The four-legged, starfishlike machine can sense damage to its body and, on its own, think up a way to recover. Photos: How a robot learns to walk--and limp

Reuters
3 min read
It's an achievement that inspires notions of robots with consciousness and independent minds.

Scientists said Thursday they created a brainy, four-legged robot resembling a starfish that can sense damage to its body and, on its own, think up a way to recover.

Self-healing robot

Researchers Hod Lipson and Victor Zykov of Cornell University and Josh Bongard of the University of Vermont made a robot that observed its own motion using built-in sensors in its joints and then generated its own concept of itself, or at least its physical structure, in its internal computer.

It used this internal model of itself to figure out how to walk on its four legs and eight motorized joints.

"In the beginning, the robot starts off and does not know what it looks like. You look at it, and you see that it's a four-legged machine. But the robot itself doesn't know that. All it knows is that it could be a snake, it could be a tree, it could have six legs," Lipson said in an interview.

Lipson said the robot used various movements of its joints, first to generate hypotheses and then to formulate an accurate conception of itself.

The researchers then tested the robot's ability to adapt to new situations--in this case injury--by shortening one of its legs. "The robot knows something's wrong," Lipson said.

Animals can compensate for injury by changing movements, like limping to favor an injured leg. Machines can be programmed to react to a problem in a certain way.

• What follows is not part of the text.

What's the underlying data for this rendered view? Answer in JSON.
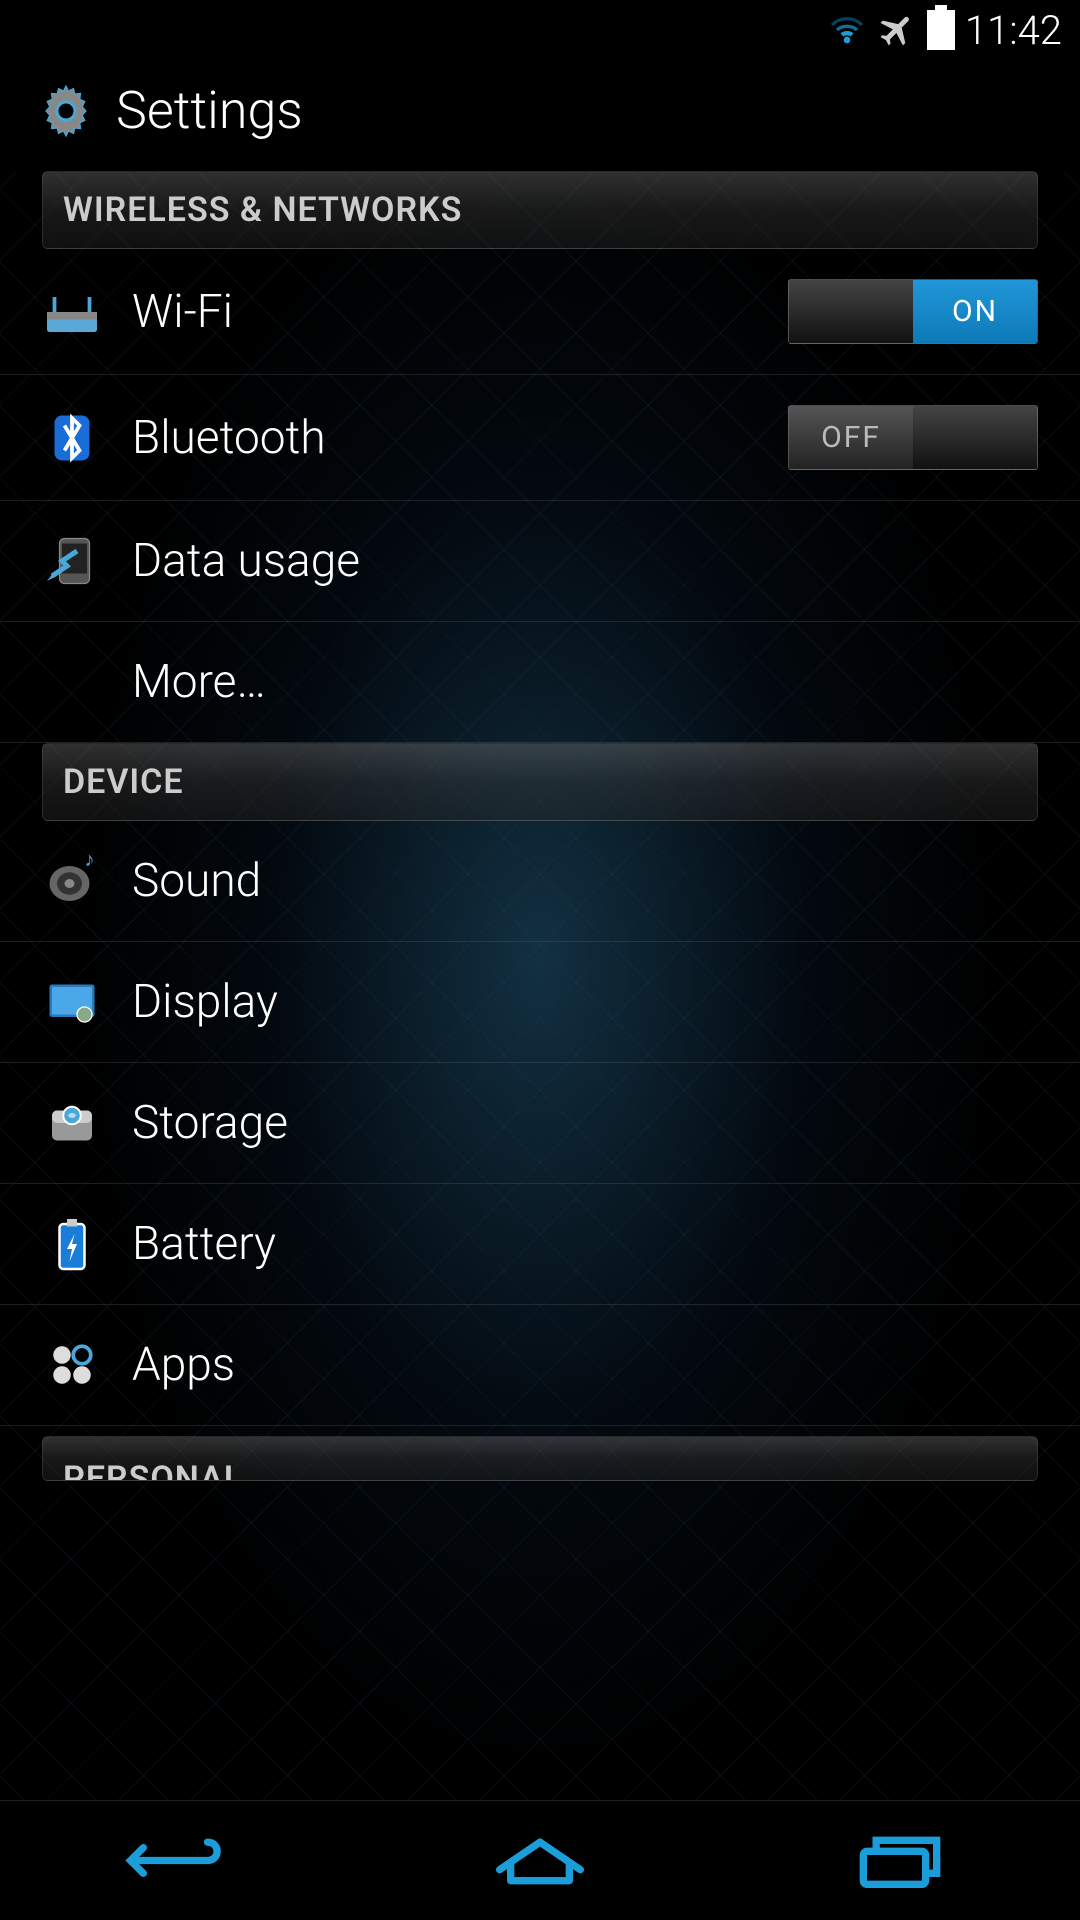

But when they are damaged in unexpected ways, they usually are doomed.

This plucky robot responded by generating on its own a new concept of its structure, accurately sensing it had been altered, and then devising a new way to walk using a different gait to compensate for the injury.

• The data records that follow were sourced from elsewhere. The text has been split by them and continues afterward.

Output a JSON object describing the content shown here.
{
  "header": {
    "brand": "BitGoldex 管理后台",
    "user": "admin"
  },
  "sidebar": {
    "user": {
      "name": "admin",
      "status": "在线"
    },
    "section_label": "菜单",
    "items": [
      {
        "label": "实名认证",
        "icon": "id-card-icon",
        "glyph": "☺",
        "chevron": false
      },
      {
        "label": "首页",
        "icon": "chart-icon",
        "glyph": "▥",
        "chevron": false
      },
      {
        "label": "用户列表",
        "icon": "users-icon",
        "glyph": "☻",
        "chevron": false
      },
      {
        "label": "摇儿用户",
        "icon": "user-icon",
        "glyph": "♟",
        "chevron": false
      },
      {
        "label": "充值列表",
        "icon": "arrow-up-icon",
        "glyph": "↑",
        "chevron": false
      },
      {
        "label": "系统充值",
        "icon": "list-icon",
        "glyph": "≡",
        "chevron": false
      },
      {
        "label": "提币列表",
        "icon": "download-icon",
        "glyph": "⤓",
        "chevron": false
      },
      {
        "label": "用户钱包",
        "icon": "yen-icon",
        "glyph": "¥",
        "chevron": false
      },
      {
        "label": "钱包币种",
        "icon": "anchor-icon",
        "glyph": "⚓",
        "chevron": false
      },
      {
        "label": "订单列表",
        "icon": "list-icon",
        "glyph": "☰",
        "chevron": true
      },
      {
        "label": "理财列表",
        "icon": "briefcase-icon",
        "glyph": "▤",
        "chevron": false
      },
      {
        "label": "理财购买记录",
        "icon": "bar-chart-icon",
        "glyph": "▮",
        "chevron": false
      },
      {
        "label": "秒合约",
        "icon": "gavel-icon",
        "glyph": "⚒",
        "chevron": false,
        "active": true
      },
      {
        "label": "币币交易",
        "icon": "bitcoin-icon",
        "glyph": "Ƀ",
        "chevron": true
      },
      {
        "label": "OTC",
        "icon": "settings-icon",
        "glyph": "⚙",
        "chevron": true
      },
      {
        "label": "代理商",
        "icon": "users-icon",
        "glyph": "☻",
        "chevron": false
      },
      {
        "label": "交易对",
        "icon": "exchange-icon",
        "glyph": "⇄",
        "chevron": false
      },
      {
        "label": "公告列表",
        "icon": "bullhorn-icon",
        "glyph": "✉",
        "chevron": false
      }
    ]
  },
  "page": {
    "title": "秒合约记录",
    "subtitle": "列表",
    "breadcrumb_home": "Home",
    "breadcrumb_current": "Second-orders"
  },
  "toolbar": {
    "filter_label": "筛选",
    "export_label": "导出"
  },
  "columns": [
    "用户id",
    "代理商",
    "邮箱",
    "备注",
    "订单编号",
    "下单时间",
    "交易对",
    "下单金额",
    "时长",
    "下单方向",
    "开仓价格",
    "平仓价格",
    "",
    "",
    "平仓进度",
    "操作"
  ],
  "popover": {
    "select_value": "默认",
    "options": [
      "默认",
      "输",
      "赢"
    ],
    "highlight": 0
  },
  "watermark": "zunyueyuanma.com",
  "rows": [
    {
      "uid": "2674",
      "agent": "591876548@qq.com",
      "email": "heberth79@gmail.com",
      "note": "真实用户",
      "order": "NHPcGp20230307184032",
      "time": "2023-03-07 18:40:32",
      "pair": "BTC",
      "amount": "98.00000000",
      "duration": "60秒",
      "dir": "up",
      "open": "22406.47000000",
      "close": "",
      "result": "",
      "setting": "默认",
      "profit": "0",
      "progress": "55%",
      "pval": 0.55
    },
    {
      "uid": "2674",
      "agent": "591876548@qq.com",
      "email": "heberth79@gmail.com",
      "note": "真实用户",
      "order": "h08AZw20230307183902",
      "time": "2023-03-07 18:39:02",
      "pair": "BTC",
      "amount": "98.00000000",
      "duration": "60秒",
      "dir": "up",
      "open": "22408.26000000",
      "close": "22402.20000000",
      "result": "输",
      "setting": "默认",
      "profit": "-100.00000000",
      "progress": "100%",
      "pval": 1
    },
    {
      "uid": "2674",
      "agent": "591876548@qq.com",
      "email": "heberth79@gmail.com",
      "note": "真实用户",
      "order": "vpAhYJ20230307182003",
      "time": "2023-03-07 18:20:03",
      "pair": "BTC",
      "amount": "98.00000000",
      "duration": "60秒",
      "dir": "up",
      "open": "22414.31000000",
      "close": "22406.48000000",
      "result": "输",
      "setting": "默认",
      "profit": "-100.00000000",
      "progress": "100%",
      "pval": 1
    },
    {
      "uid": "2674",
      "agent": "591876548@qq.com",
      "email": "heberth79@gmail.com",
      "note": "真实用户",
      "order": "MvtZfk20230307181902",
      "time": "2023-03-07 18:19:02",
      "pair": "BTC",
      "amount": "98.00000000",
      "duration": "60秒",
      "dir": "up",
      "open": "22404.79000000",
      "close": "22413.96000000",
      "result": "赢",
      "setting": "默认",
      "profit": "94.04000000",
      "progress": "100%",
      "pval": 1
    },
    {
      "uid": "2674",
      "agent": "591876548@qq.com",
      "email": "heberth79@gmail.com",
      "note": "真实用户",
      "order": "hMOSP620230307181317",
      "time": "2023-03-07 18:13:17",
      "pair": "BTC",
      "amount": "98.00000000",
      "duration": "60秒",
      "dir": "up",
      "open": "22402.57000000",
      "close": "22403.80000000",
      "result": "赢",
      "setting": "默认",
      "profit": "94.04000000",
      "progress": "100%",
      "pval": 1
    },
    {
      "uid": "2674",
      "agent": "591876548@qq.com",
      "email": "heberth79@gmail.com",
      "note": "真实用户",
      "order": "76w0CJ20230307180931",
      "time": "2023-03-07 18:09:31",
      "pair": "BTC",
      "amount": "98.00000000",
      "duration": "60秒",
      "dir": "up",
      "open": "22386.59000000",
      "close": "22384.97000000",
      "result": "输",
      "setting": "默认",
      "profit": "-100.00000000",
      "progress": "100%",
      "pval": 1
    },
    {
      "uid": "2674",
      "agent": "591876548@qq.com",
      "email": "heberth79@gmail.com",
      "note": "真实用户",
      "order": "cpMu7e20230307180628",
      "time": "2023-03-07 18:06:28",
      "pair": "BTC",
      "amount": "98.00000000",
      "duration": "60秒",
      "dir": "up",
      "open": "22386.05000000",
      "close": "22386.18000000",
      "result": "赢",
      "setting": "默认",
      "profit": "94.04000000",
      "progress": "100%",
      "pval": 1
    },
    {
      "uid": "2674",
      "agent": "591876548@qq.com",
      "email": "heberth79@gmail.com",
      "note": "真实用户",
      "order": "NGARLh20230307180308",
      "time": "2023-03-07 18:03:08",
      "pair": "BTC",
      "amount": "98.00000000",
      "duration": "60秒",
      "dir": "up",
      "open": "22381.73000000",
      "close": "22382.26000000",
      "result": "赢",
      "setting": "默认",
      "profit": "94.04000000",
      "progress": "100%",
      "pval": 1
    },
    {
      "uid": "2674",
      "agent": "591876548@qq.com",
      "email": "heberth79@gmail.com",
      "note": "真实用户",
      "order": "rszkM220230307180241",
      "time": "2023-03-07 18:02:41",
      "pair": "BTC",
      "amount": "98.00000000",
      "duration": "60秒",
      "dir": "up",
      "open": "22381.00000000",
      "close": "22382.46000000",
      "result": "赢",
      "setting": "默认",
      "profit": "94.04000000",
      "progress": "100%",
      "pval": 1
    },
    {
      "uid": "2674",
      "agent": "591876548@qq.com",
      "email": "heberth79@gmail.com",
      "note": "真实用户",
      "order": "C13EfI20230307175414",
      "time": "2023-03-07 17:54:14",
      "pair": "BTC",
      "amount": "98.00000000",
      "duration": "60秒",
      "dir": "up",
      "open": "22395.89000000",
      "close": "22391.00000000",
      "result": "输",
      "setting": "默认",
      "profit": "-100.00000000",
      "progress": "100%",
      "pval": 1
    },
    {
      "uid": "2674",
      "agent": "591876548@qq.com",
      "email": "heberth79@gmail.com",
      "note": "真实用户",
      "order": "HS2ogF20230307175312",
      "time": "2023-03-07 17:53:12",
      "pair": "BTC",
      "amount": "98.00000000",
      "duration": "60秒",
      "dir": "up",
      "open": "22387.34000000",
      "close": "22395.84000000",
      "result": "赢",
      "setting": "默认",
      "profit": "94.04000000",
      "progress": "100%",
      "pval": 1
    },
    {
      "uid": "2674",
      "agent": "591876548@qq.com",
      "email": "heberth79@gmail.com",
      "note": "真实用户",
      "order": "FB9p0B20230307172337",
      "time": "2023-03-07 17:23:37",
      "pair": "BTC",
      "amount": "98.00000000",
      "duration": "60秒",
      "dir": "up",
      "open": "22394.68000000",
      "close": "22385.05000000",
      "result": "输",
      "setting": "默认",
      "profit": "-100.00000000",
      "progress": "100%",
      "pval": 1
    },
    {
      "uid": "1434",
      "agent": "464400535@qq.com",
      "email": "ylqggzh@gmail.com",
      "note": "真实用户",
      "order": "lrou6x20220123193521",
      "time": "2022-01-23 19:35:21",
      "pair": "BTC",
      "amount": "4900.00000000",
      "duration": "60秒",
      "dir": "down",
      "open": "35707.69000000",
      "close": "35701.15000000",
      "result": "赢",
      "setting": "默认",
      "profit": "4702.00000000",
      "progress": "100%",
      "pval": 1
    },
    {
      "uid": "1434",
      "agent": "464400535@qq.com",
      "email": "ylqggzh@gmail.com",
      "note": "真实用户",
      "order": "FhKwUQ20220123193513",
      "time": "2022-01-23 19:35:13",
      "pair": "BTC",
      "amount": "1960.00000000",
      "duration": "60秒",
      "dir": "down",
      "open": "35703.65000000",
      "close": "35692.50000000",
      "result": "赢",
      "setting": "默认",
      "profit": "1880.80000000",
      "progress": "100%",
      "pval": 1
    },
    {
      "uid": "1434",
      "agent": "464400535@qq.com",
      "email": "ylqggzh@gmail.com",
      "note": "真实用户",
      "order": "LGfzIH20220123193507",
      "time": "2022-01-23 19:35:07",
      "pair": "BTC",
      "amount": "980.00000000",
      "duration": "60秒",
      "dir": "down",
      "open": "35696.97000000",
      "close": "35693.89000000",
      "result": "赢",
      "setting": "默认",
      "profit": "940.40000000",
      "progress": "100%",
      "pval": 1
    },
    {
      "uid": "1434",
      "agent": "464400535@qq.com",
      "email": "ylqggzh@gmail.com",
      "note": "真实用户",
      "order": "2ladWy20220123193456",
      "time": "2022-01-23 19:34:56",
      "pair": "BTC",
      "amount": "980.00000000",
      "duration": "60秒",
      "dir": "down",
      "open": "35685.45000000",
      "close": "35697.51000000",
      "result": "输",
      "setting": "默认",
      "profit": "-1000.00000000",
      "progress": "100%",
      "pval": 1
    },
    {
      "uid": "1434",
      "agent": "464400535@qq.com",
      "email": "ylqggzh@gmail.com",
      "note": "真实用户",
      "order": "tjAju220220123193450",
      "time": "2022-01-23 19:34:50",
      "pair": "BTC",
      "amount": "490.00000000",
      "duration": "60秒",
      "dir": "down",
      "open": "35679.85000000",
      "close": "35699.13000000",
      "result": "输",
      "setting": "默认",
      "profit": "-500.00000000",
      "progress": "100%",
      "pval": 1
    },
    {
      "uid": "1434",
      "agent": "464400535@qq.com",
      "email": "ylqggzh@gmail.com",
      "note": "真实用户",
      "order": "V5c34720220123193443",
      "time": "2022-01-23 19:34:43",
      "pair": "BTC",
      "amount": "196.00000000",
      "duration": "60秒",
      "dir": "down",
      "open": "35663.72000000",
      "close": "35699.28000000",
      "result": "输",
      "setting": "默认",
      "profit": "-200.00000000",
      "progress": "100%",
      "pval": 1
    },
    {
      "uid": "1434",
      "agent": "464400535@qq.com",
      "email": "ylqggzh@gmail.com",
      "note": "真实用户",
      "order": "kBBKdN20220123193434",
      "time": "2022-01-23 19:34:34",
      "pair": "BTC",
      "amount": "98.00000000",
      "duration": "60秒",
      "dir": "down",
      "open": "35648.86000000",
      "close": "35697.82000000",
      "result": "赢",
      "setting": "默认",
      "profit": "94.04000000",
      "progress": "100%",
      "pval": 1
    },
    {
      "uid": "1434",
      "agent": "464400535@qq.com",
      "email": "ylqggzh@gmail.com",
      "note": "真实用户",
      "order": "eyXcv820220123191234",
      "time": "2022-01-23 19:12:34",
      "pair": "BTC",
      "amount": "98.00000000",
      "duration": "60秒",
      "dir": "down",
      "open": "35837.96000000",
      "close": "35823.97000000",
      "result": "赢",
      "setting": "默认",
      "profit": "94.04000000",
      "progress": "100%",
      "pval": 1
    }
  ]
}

The robot's smarts, awareness of itself and ability to adapt on its own separates it from its mechanical brethren.

The study was published in the journal Science.

"We don't really think this is self-consciousness, which is a robot thinking about itself thinking," Lipson said. "But I do think it is moving in the direction of consciousness, like a cat, that kind of level."

Aside from contributing to a philosophical debate, the research has practical implications--giving hope to people who envision sending robots that can adapt to unforeseen circumstances to explore other worlds or the ocean floor.

"There is a need for planetary robotic rovers to be able to fix things on their own," Bongard said in a statement. "Robots on other planets must be able to continue their mission without human intervention in the event they are damaged and cannot communicate their problem back to Earth."

Christoph Adami of the Keck Graduate Institute of Applied Life Sciences in Claremont, California, wrote a commentary accompanying the research titled, "What Do Robots Dream Of?"--an allusion to science fiction writer Philip Dick's 1968 novel, "Do Androids Dream of Electric Sheep?"

Adami described how a robot like this one might perform in unknown territory, exploring the landscape and then "dreaming" of new methods to overcome obstacles it had encountered.

"And even though the robots...seem to prefer to dream about themselves rather than electric sheep, they just may have unwittingly helped us understand what dreams are for," he said.

Reminded of malicious robots and computers turning on their human masters in movies like "The Terminator" and "2001: A Space Odyssey," Lipson was not worried.

"We just pull the plug out of the robot. That's all," Lipson said. "There are more immediate things to worry about than to worry about that."